Зависимость от состояния войны подтверждена не только практикой, но и научными исследованиями. Датский социолог Мортен Брæндер (Aarhus University) в статье Adrenaline Junkies: Why Soldiers Return from War Wanting More показал, что участники боевых действий после возвращения в мирную жизнь продолжают искать ощущение риска, интенсивности и адреналина. Как и в случае с химической зависимостью, порог возбуждения повышается — и только фронт даёт нужный эмоциональный «выхлоп».

1. Нейробиология адреналина.
Исследования в области нейронауки показывают: у солдат, переживших боевые действия, фиксируются устойчивые изменения в работе мозга. Повышенная активность адренергической системы (в частности, норадреналина), снижение чувствительности к регуляции стресса, усиление дофаминовой и кортикотропной активности — всё это делает таких людей более восприимчивыми к стрессу и одновременно зависимыми от него. Адреналин становится не просто реакцией на угрозу, а частью внутренней системы возбуждения и функционирования.

2. Переживание боевого «потока».
Американский журналист и военный корреспондент Себастьян Юнгер в книге War и фильме Restrepo описывает феномен «потока» на войне — состояние, в котором человек максимально собран, включён, живёт «здесь и сейчас». Это то, чего невозможно достичь в повседневной жизни. Участники говорят, что вне фронта чувствуют себя не просто пустыми, но физически не живыми.

3. Постбоевой «голод» и пустота.
Психологические и полевые исследования (в том числе в Psychiatric Services) указывают на то, что многие ветераны после возвращения не могут адаптироваться к рутине. Они описывают своё состояние как «голод» по войне — по её чёткости, ясности, цели. Это не столько желание опасности, сколько стремление вернуться в состояние крайней концентрации и эмоциональной интенсивности, недостижимой в мирной жизни.
> Братство как якорь: сила фронтовой общности.

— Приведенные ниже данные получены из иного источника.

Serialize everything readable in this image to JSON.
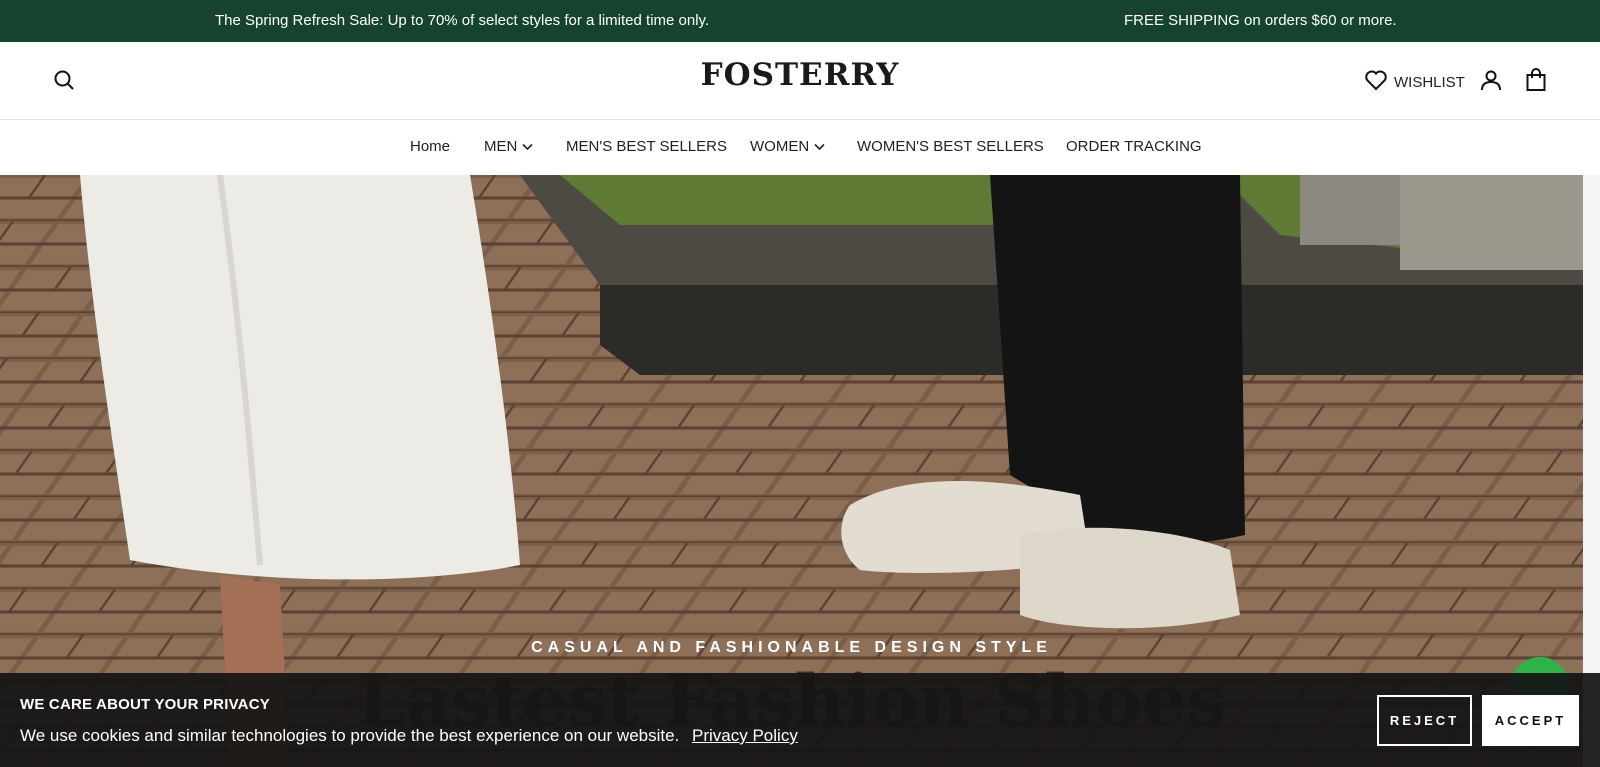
{
  "announcement": {
    "left": "The Spring Refresh Sale: Up to 70% of select styles for a limited time only.",
    "right": "FREE SHIPPING on orders $60 or more."
  },
  "header": {
    "logo": "FOSTERRY",
    "wishlist_label": "WISHLIST",
    "icons": [
      "search-icon",
      "heart-icon",
      "account-icon",
      "bag-icon"
    ]
  },
  "nav": {
    "items": [
      {
        "label": "Home",
        "dropdown": false
      },
      {
        "label": "MEN",
        "dropdown": true
      },
      {
        "label": "MEN'S BEST SELLERS",
        "dropdown": false
      },
      {
        "label": "WOMEN",
        "dropdown": true
      },
      {
        "label": "WOMEN'S BEST SELLERS",
        "dropdown": false
      },
      {
        "label": "ORDER TRACKING",
        "dropdown": false
      }
    ]
  },
  "hero": {
    "subtitle": "CASUAL AND FASHIONABLE DESIGN STYLE",
    "title": "Lastest Fashion Shoes"
  },
  "cookie": {
    "title": "WE CARE ABOUT YOUR PRIVACY",
    "body": "We use cookies and similar technologies to provide the best experience on our website.",
    "link": "Privacy Policy",
    "reject_label": "REJECT",
    "accept_label": "ACCEPT"
  },
  "colors": {
    "announcement_bg": "#16432f",
    "chat_button": "#2fb24a"
  }
}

Одна из причин, по которой мужчины возвращаются на войну — это люди. Те, с кем они делили страх, грязь, гибель, бессонные ночи. На войне возникает то, чего у многих не было в жизни до этого — ощущение плеча, группы, сопричастности. Там — ты не один. И это не дружба в мирном смысле, а почти биологическая привязка, сродни тому, что формируется у людей в травматических обстоятельствах.

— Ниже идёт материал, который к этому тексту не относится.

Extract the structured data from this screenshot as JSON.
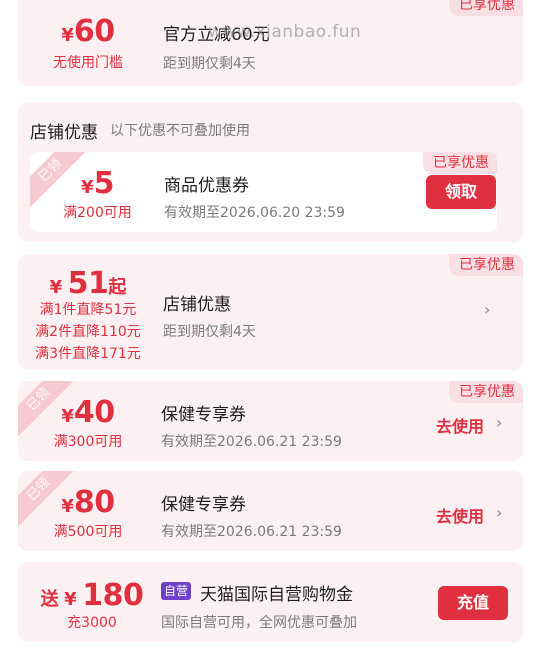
{
  "card1": {
    "tag": "已享优惠",
    "currency": "¥",
    "amount": "60",
    "condition": "无使用门槛",
    "title": "官方立减60元",
    "subtitle": "距到期仅剩4天"
  },
  "watermark": "www.xianbao.fun",
  "store_section": {
    "heading": "店铺优惠",
    "note": "以下优惠不可叠加使用",
    "coupon": {
      "claimed": "已领",
      "tag": "已享优惠",
      "currency": "¥",
      "amount": "5",
      "condition": "满200可用",
      "title": "商品优惠券",
      "subtitle": "有效期至2026.06.20 23:59",
      "button": "领取"
    }
  },
  "card3": {
    "tag": "已享优惠",
    "currency": "¥",
    "amount": "51",
    "suffix": "起",
    "tiers": [
      "满1件直降51元",
      "满2件直降110元",
      "满3件直降171元"
    ],
    "title": "店铺优惠",
    "subtitle": "距到期仅剩4天",
    "chevron": "›"
  },
  "card4": {
    "claimed": "已领",
    "tag": "已享优惠",
    "currency": "¥",
    "amount": "40",
    "condition": "满300可用",
    "title": "保健专享券",
    "subtitle": "有效期至2026.06.21 23:59",
    "action": "去使用",
    "chevron": "›"
  },
  "card5": {
    "claimed": "已领",
    "currency": "¥",
    "amount": "80",
    "condition": "满500可用",
    "title": "保健专享券",
    "subtitle": "有效期至2026.06.21 23:59",
    "action": "去使用",
    "chevron": "›"
  },
  "card6": {
    "prefix": "送",
    "currency": "¥",
    "amount": "180",
    "condition": "充3000",
    "badge": "自营",
    "title": "天猫国际自营购物金",
    "subtitle": "国际自营可用，全网优惠可叠加",
    "button": "充值"
  },
  "colors": {
    "accent": "#e0303f",
    "card_bg": "#fdf0f2",
    "badge_purple": "#7040c8"
  }
}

«С ними я чувствовал себя живым. Не потому что мы убивали, а потому что мы дышали одним воздухом. Один за всех», — так описывает это один из мужчин, с которым работал психолог.

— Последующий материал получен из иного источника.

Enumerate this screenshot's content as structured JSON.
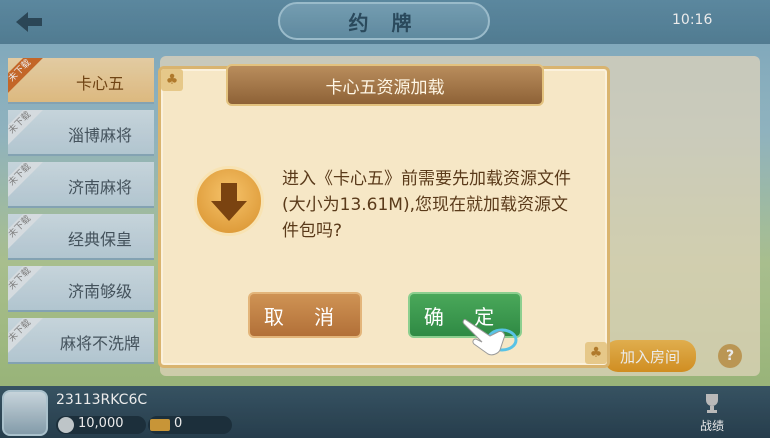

Общность фронта становится настолько мощным эмоциональным якорем, что после возвращения домой у человека возникает не просто пустота, а ощущение, будто он потерял часть себя. Психолог подчёркивает: это говорит о глубокой потребности в горизонтальных связях — в реальной, неформальной общности. В российском обществе, где всё более атомизировано, а государство делает всё, чтобы люди не собирались в группы и не формировали устойчивые горизонтальные связи, война неожиданно даёт разрешение на такую связность. Там можно быть частью целого — без подозрений, без страха, без надзора. В мире, где нет «своих», он — снова ничей. На войне у него есть место, где его знают, помнят, прикроют.

Социологи называют это «боевой клей»: связность, которая формируется в предельно экстремальных условиях, и которая трудно разрушается даже со временем. В этом смысле война — это не только индивидуальное решение, но и групповая зависимость. И выйти из неё — значит выйти не просто из армии, а из собственной новой идентичности.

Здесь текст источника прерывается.